Over the centuries, the people of the Garfagnana had learned to build their dwellings to be more earthquake resistant by constucting their towers shorter and more robust. This is the reason that Castruccio’s tower atop Ghivizzano is much shorter and fatter than the towers of San Gimignano of the same era. Wooden lintels were used oftentimes rather than stone ones, as wood tends to flex during a quake whereas stone may crack or crumble. Rounded arches for openings have more strength than square ones which is why so many of the ancient doorways in Gioviano are arched. The stone houses have little if any mortar, just dry stones packed with a pasty mud-like substance which tends to make the walls more elastic than otherwise.

In nearby villages, I have climbed to the top of two medieval bell towers with the bell ringers who climb onto the ancient bells and swing back and forth until they start to ring. In both cases, I was terrified. The towers themselves swung back and forth according to the movement of the bells which sometimes weigh thousands of pounds each. Is it possible that the reason the campanile in Gioviano crumbled was because it was too stiff and failed to give along with the movement of the earth?

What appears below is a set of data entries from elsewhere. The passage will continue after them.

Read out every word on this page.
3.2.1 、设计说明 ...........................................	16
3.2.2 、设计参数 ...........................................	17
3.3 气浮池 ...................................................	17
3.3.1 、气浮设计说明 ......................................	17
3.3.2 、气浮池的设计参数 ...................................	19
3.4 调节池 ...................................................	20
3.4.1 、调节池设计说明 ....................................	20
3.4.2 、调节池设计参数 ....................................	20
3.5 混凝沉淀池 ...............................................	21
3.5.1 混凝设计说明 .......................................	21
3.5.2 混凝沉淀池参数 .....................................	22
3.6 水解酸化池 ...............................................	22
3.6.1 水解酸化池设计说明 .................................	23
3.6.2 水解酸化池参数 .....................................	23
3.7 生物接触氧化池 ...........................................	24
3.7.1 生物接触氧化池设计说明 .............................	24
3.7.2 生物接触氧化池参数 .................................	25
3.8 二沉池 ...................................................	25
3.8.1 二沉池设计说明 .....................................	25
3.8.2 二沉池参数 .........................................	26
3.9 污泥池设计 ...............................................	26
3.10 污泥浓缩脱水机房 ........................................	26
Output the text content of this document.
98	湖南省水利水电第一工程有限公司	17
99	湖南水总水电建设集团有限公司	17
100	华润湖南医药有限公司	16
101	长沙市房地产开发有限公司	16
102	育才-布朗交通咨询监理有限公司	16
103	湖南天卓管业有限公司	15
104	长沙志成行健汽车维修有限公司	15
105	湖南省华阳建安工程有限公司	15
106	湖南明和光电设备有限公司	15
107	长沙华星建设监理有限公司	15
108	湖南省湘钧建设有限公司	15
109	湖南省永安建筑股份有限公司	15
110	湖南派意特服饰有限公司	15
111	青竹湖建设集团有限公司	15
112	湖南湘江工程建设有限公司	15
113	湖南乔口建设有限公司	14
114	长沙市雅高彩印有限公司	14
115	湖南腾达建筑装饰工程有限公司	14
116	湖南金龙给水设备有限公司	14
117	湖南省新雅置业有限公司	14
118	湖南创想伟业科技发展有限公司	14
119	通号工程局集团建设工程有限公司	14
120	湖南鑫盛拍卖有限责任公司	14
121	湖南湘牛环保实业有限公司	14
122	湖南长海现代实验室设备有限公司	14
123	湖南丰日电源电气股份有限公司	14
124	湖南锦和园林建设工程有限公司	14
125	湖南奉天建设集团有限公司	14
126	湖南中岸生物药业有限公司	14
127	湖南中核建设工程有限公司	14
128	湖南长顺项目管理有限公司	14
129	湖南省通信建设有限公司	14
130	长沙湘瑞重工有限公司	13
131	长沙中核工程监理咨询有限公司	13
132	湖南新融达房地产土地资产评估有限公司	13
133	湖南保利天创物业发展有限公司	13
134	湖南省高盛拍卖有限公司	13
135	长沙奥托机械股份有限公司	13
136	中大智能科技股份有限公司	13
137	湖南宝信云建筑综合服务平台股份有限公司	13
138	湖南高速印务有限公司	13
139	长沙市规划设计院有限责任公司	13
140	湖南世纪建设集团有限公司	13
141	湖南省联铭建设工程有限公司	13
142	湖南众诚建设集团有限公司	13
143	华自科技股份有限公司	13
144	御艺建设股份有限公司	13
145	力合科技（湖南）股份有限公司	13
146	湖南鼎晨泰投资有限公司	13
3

Dated 1303, the two original bells that were in the ancient tower when it fell were salvaged and hung in the new tower that was completed in 1931. It took a decade of arduous labor by the Giovianini, carrying bricks, mortar, and stones up the steep path from the valley floor to the highest point in Gioviano. The most difficult feat was transporting a new and even heavier bell up the steep slope with human labor alone. I think that the Egyptians had it easier because at least the sleds which they used to transport the building blocks of the pyramids only had to traverse level ground from the quarries.

Does the fear of earthquakes make me “wanna go home?” Not in the least. “Che sarà sarà, whatever will be will be, the future’s not ours to see, che sarà sarà.” In the meantime I am going to stuff myself with as much mouth-watering food as I can before returning to Texas, and I might even sample a glass or two of vino nero (black wine), which is what the Giovianini call red wine.